Both the Exeter and Clinton facilities secured 20-year fixed rate energy contracts through the Maine Public Utilities Commission’s (PUC) Community-based Renewable Energy Pilot Program, which set aside a total installed generating capacity (all program participants combined) of 50 megawatts. The 50 MW cap has been reached and the BEP projects are the only two AD facilities in the mix (EAE at 3 MW and Clinton at 6 MW) among solar, wind and hydro renewable energy participants. The average price per kilowatt-hour within each contract year cannot exceed 10 cents. “Program participants have to petition the PUC to financially justify why a given project requires 10 cents/kWh to maintain sustainability,” explains Wintle.
The Exeter digester received close to $3 million in state and federal grant funds; almost $1.8 million was from the Section 1603 incentive. Wintle states that without this financing, the anaerobic digestion project would not have been feasible. However now that the plant is up and running, the planned expansion to 3 MW will be funded internally. “We are at a scale where that is feasible,” he says.

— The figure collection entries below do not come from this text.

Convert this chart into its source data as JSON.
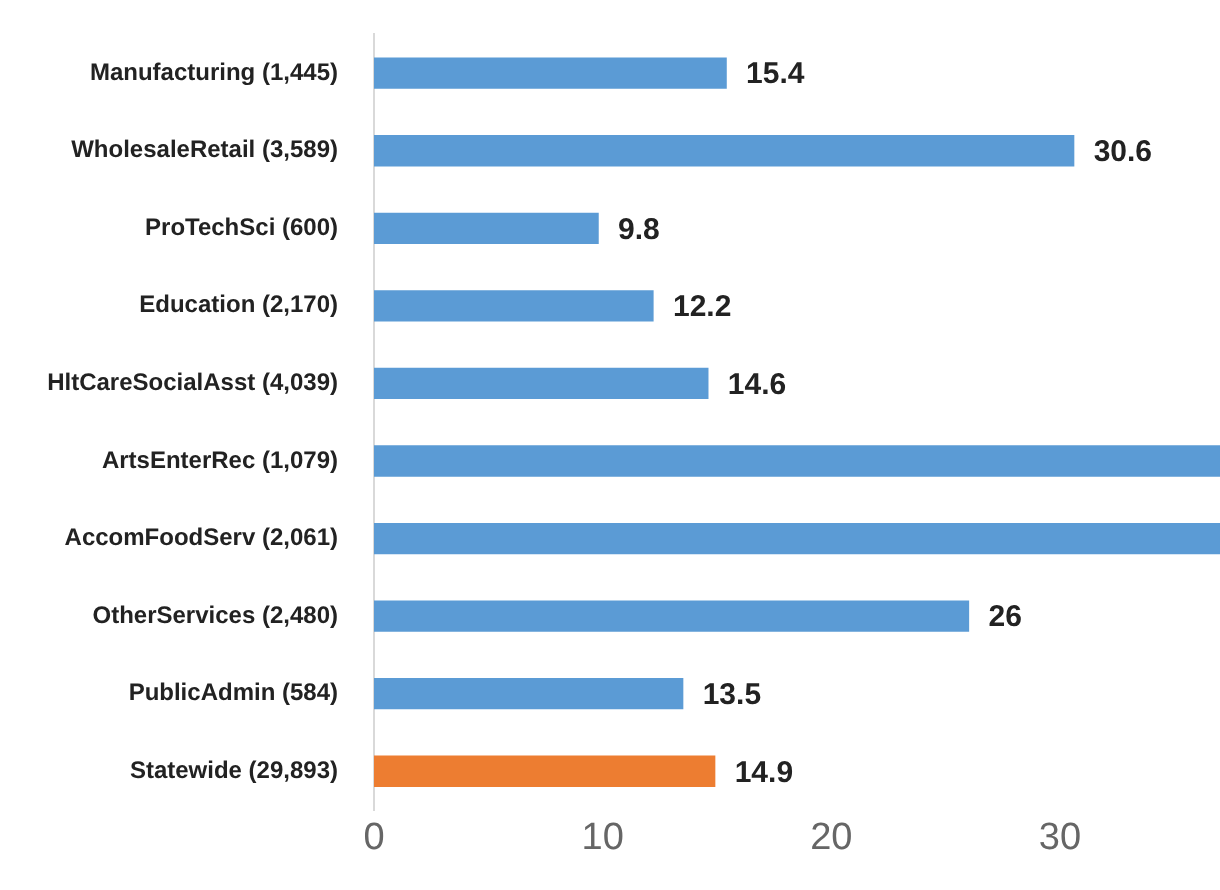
{
  "chart_data": {
    "type": "bar",
    "orientation": "horizontal",
    "categories": [
      "Manufacturing (1,445)",
      "WholesaleRetail (3,589)",
      "ProTechSci (600)",
      "Education (2,170)",
      "HltCareSocialAsst (4,039)",
      "ArtsEnterRec (1,079)",
      "AccomFoodServ (2,061)",
      "OtherServices (2,480)",
      "PublicAdmin (584)",
      "Statewide (29,893)"
    ],
    "values": [
      15.4,
      30.6,
      9.8,
      12.2,
      14.6,
      37,
      37,
      26,
      13.5,
      14.9
    ],
    "value_labels": [
      "15.4",
      "30.6",
      "9.8",
      "12.2",
      "14.6",
      null,
      null,
      "26",
      "13.5",
      "14.9"
    ],
    "colors": [
      "#5b9bd5",
      "#5b9bd5",
      "#5b9bd5",
      "#5b9bd5",
      "#5b9bd5",
      "#5b9bd5",
      "#5b9bd5",
      "#5b9bd5",
      "#5b9bd5",
      "#ed7d31"
    ],
    "xlim": [
      0,
      37
    ],
    "xticks": [
      0,
      10,
      20,
      30
    ],
    "grid": false,
    "legend": false
  }
}
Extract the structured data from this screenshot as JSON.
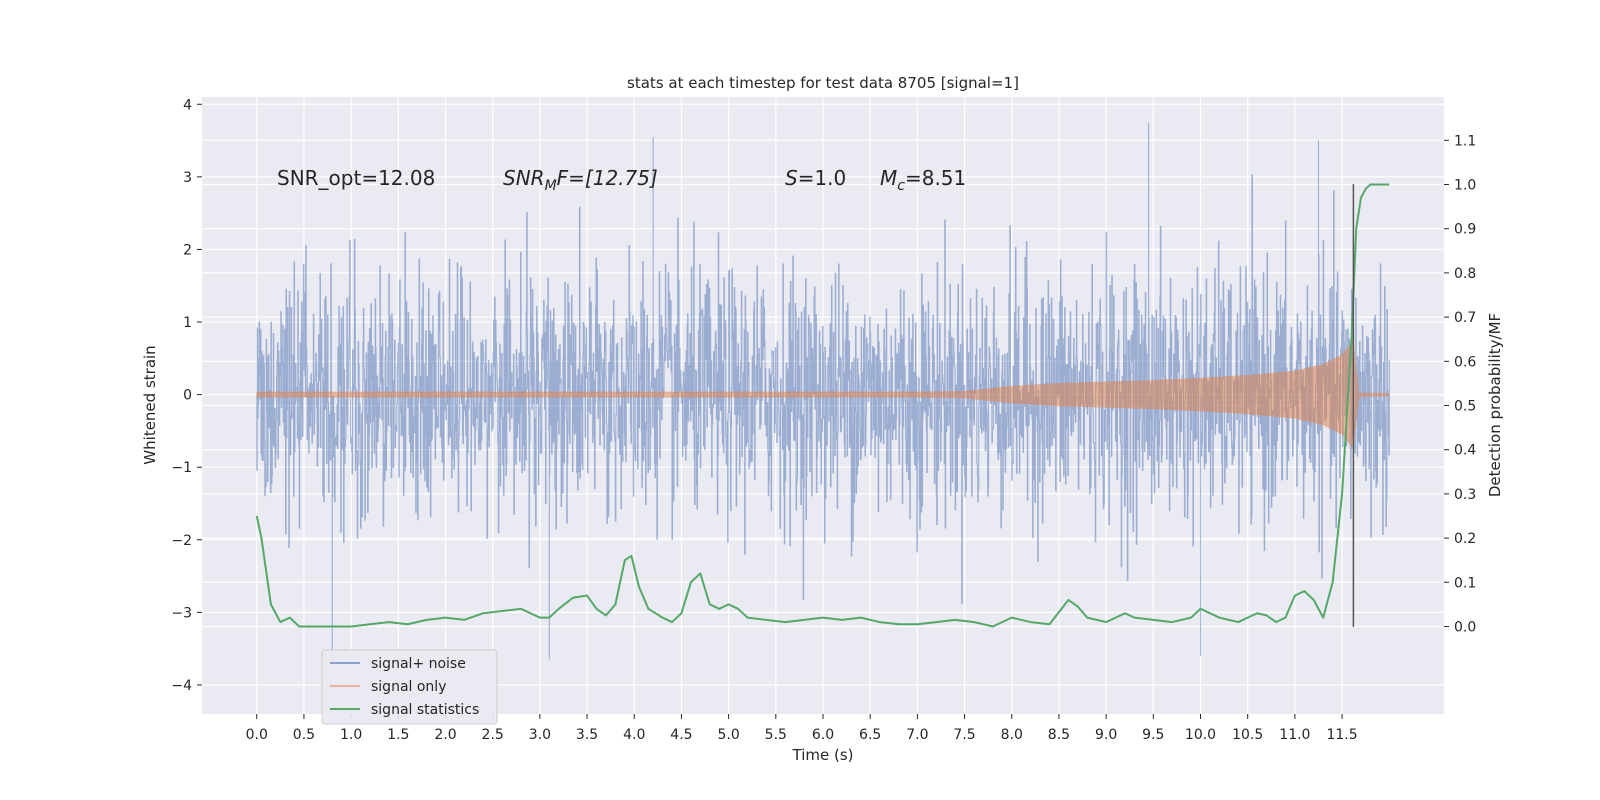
{
  "chart_data": {
    "type": "line",
    "title": "stats at each timestep for test data 8705 [signal=1]",
    "xlabel": "Time (s)",
    "ylabel_left": "Whitened strain",
    "ylabel_right": "Detection probability/MF",
    "xlim": [
      -0.58,
      12.58
    ],
    "ylim_left": [
      -4.4,
      4.1
    ],
    "ylim_right": [
      -0.198,
      1.198
    ],
    "x_ticks": [
      "0.0",
      "0.5",
      "1.0",
      "1.5",
      "2.0",
      "2.5",
      "3.0",
      "3.5",
      "4.0",
      "4.5",
      "5.0",
      "5.5",
      "6.0",
      "6.5",
      "7.0",
      "7.5",
      "8.0",
      "8.5",
      "9.0",
      "9.5",
      "10.0",
      "10.5",
      "11.0",
      "11.5"
    ],
    "y_ticks_left": [
      "−4",
      "−3",
      "−2",
      "−1",
      "0",
      "1",
      "2",
      "3",
      "4"
    ],
    "y_ticks_right": [
      "0.0",
      "0.1",
      "0.2",
      "0.3",
      "0.4",
      "0.5",
      "0.6",
      "0.7",
      "0.8",
      "0.9",
      "1.0",
      "1.1"
    ],
    "grid": true,
    "legend_position": "lower-left",
    "colors": {
      "background": "#eaeaf2",
      "noise": "#4c72b0",
      "signal": "#dd8452",
      "stats": "#55a868",
      "marker": "#555555"
    },
    "annotations": {
      "snr_opt": "SNR_opt=12.08",
      "snr_mf_name": "SNR",
      "snr_mf_sub": "M",
      "snr_mf_rest": "F=[12.75]",
      "s_name": "S",
      "s_rest": "=1.0",
      "mc_name": "M",
      "mc_sub": "c",
      "mc_rest": "=8.51"
    },
    "series": [
      {
        "name": "signal+ noise",
        "x_range": [
          0.0,
          12.0
        ],
        "envelope_typical": [
          -1.6,
          1.6
        ],
        "envelope_max": [
          -3.7,
          3.75
        ],
        "notable_peaks": [
          {
            "x": 4.2,
            "y": 3.55
          },
          {
            "x": 9.45,
            "y": 3.75
          },
          {
            "x": 0.8,
            "y": -3.7
          },
          {
            "x": 3.1,
            "y": -3.65
          },
          {
            "x": 10.0,
            "y": -3.6
          },
          {
            "x": 11.25,
            "y": 3.5
          }
        ]
      },
      {
        "name": "signal only",
        "envelope": {
          "x": [
            0.0,
            7.0,
            7.5,
            8.0,
            8.5,
            9.0,
            9.5,
            10.0,
            10.5,
            11.0,
            11.3,
            11.5,
            11.62,
            11.68,
            12.0
          ],
          "amp": [
            0.04,
            0.04,
            0.05,
            0.12,
            0.16,
            0.18,
            0.2,
            0.23,
            0.27,
            0.33,
            0.42,
            0.55,
            0.75,
            0.03,
            0.02
          ]
        }
      },
      {
        "name": "signal statistics",
        "x": [
          0.0,
          0.05,
          0.15,
          0.25,
          0.35,
          0.45,
          0.6,
          0.8,
          1.0,
          1.2,
          1.4,
          1.6,
          1.8,
          2.0,
          2.2,
          2.4,
          2.6,
          2.8,
          3.0,
          3.1,
          3.2,
          3.35,
          3.5,
          3.6,
          3.7,
          3.8,
          3.9,
          3.97,
          4.05,
          4.15,
          4.3,
          4.4,
          4.5,
          4.6,
          4.7,
          4.8,
          4.9,
          5.0,
          5.1,
          5.2,
          5.4,
          5.6,
          5.8,
          6.0,
          6.2,
          6.4,
          6.6,
          6.8,
          7.0,
          7.2,
          7.4,
          7.6,
          7.8,
          8.0,
          8.2,
          8.4,
          8.6,
          8.7,
          8.8,
          9.0,
          9.2,
          9.3,
          9.5,
          9.7,
          9.9,
          10.0,
          10.2,
          10.4,
          10.6,
          10.7,
          10.8,
          10.9,
          11.0,
          11.1,
          11.2,
          11.3,
          11.4,
          11.5,
          11.6,
          11.65,
          11.7,
          11.75,
          11.8,
          11.9,
          12.0
        ],
        "y": [
          0.25,
          0.2,
          0.05,
          0.01,
          0.02,
          0.0,
          0.0,
          0.0,
          0.0,
          0.005,
          0.01,
          0.005,
          0.015,
          0.02,
          0.015,
          0.03,
          0.035,
          0.04,
          0.02,
          0.02,
          0.04,
          0.065,
          0.07,
          0.04,
          0.025,
          0.05,
          0.15,
          0.16,
          0.09,
          0.04,
          0.02,
          0.01,
          0.03,
          0.1,
          0.12,
          0.05,
          0.04,
          0.05,
          0.04,
          0.02,
          0.015,
          0.01,
          0.015,
          0.02,
          0.015,
          0.02,
          0.01,
          0.005,
          0.005,
          0.01,
          0.015,
          0.01,
          0.0,
          0.02,
          0.01,
          0.005,
          0.06,
          0.045,
          0.02,
          0.01,
          0.03,
          0.02,
          0.015,
          0.01,
          0.02,
          0.04,
          0.02,
          0.01,
          0.03,
          0.025,
          0.01,
          0.02,
          0.07,
          0.08,
          0.06,
          0.02,
          0.1,
          0.3,
          0.65,
          0.9,
          0.97,
          0.99,
          1.0,
          1.0,
          1.0
        ]
      }
    ],
    "vertical_marker": {
      "x": 11.62,
      "y_from": -3.2,
      "y_to": 2.9
    }
  }
}
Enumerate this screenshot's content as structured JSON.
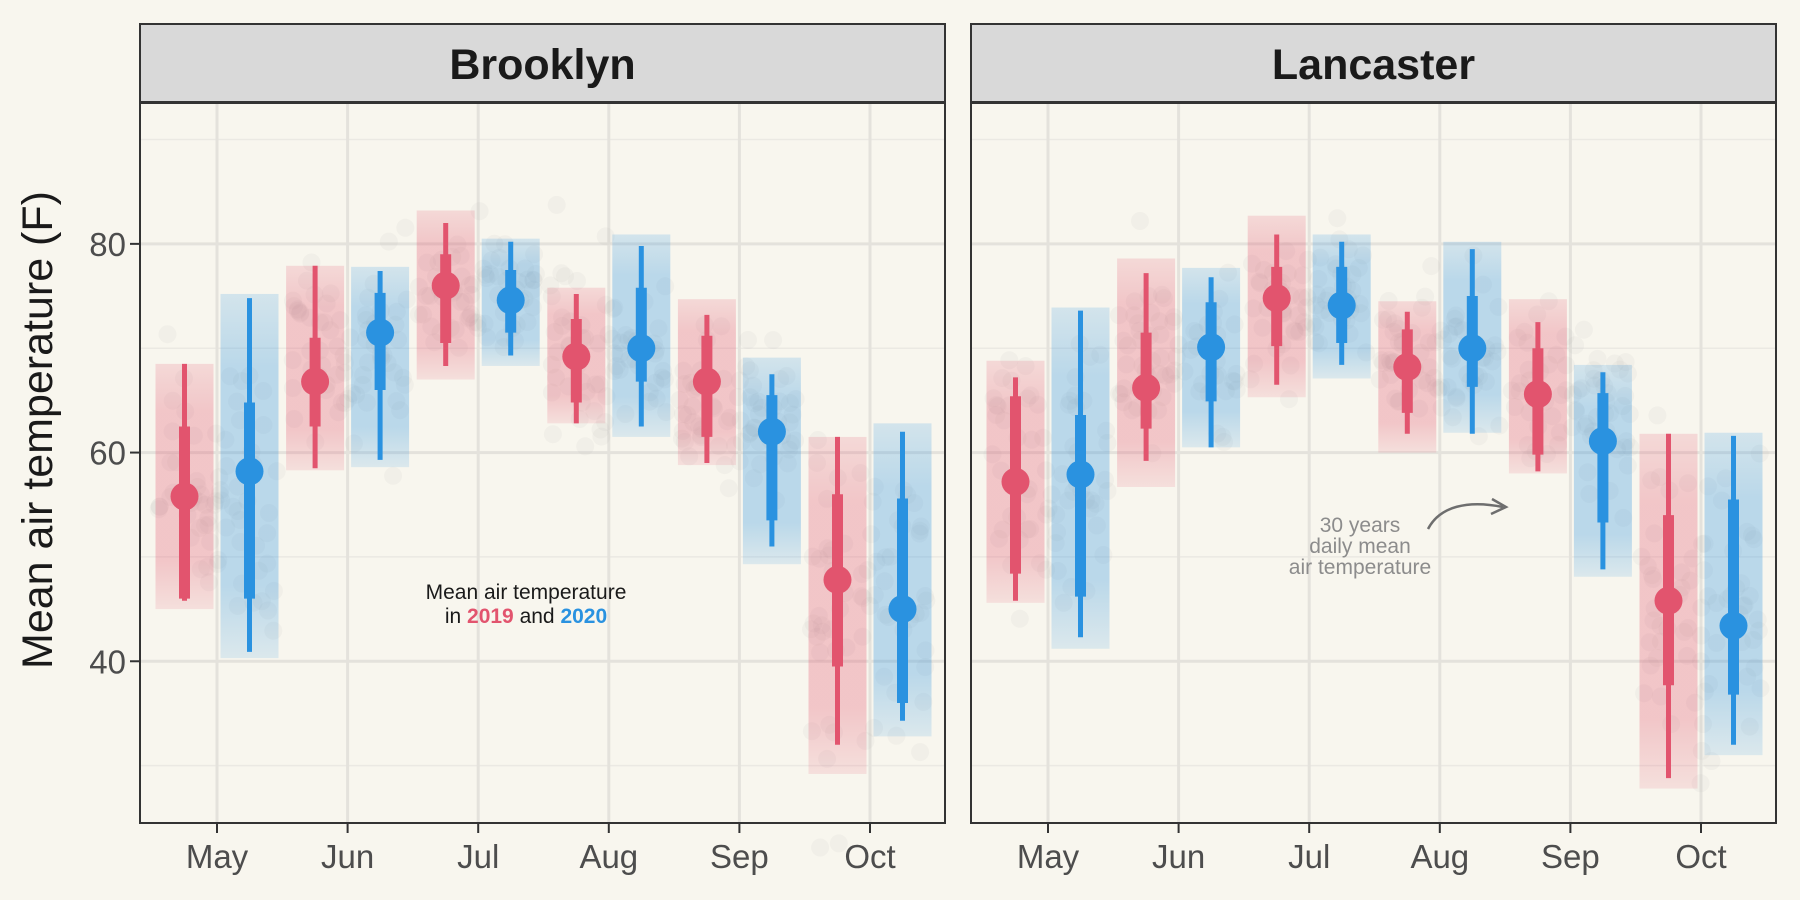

BEP plans to service food waste generators in Massachusetts, where the state’s commercial organics ban goes into effect this fall. “Although our AD facility is four hours from downtown Boston, the reality is that we have a lot of favorable advantages by locating our digesters on very large dairies in Maine,” Wintle observes. “Lower cost real estate, fairly easy permitting and extensive land base to manage all the effluent essentially for free works in our favor to a high degree. Our scale and ability to import upwards of 150,000 tons/year of food waste provides a real solution for generators. And to address the transportation expense and environmental concern, we are planning to utilize renewable compressed natural gas harvested from our biogas operations in our long haul fleet vehicles, which will lower our transportation costs by as much as 30 percent and eliminate the harmful fossil fuel footprint associated with burning diesel. Without that renewable fuel option we would probably be more concerned about our ability to be a cost-effective outlet for Massachusetts-generated food waste over the long term with so much uncertainty around escalating fuel costs.”